You have to build relationship trust back. Bit by consistent bit.

Curious about how others manage complicated family ties with parents and grandparents? This All In The Mind mailbag episode digs into exactly that, with clinical psychologist and author Dr Lindsay Gibson answering audience questions about emotionally immature parents. Across a series of real-life dilemmas, Dr Gibson talks through patterns many people raised in these families will recognise: scapegoated eldest daughters, "passive" parents who stood by, and grandparents who once caused harm but now want access to the next generation.

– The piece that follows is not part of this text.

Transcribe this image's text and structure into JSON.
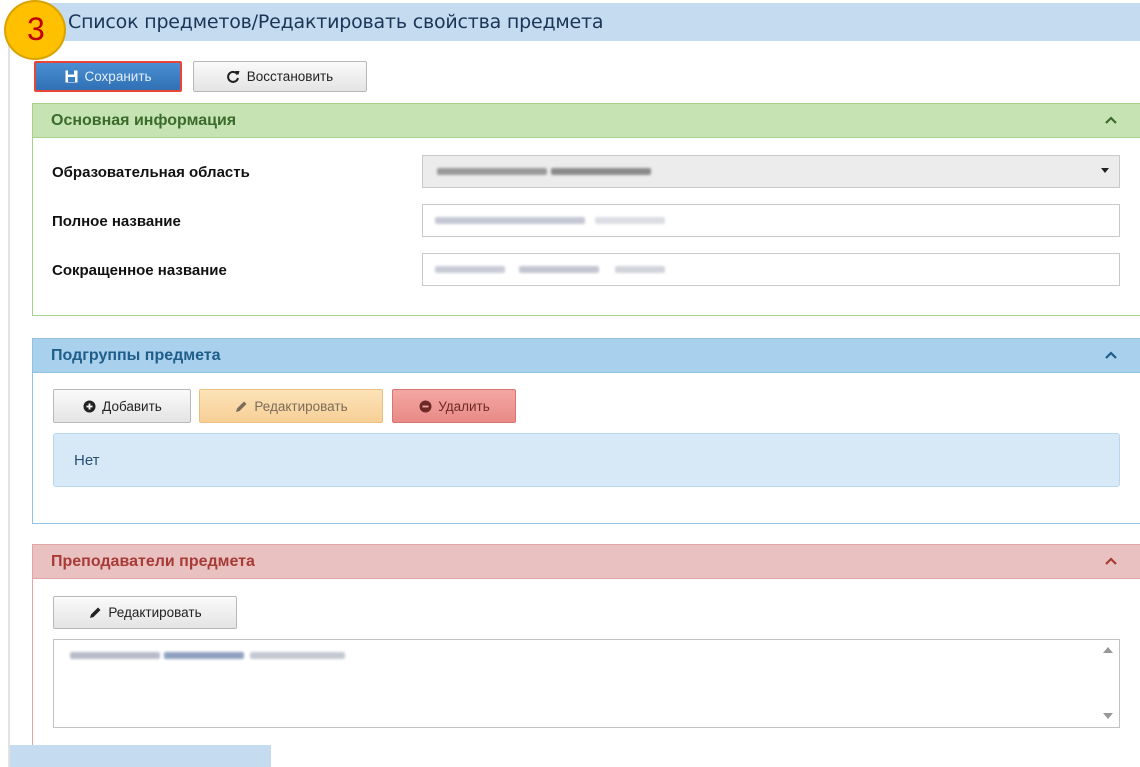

She explains how siblings can have wildly different experiences of the same parent, and why a parent might insist, "my other three children don't have any problems with me" when one child is in deep pain. One big theme is grief and anger towards the so‑called "good" parent who didn't protect their child. Dr Gibson describes passive parents as often "the favourite parent" who can be fun and affectionate, yet still "not protecting the child".

She stresses that recognising mixed feelings about that parent is a major step in healing. Boundaries get a lot of airtime too. Dr Gibson challenges the idea that adult children must choose between total estrangement and constant contact, calling that a "false binary". Instead, she encourages people to ask: how much contact can I manage and still feel okay afterwards? The episode also speaks directly to parents who fear they might be emotionally immature themselves.

For those still raising kids, she suggests practical steps like parenting classes and learning better emotional skills. For parents of estranged adult children, she highlights the slow work of rebuilding trust: "You have to build relationship trust back. Bit by consistent bit." Anyone wrestling with guilt, obligation or confusion about emotionally immature parents, or worried they might be repeating those patterns, will find concrete language and examples to help make sense of their family story.

What might change if you gave yourself permission to set limits that actually feel fair to you?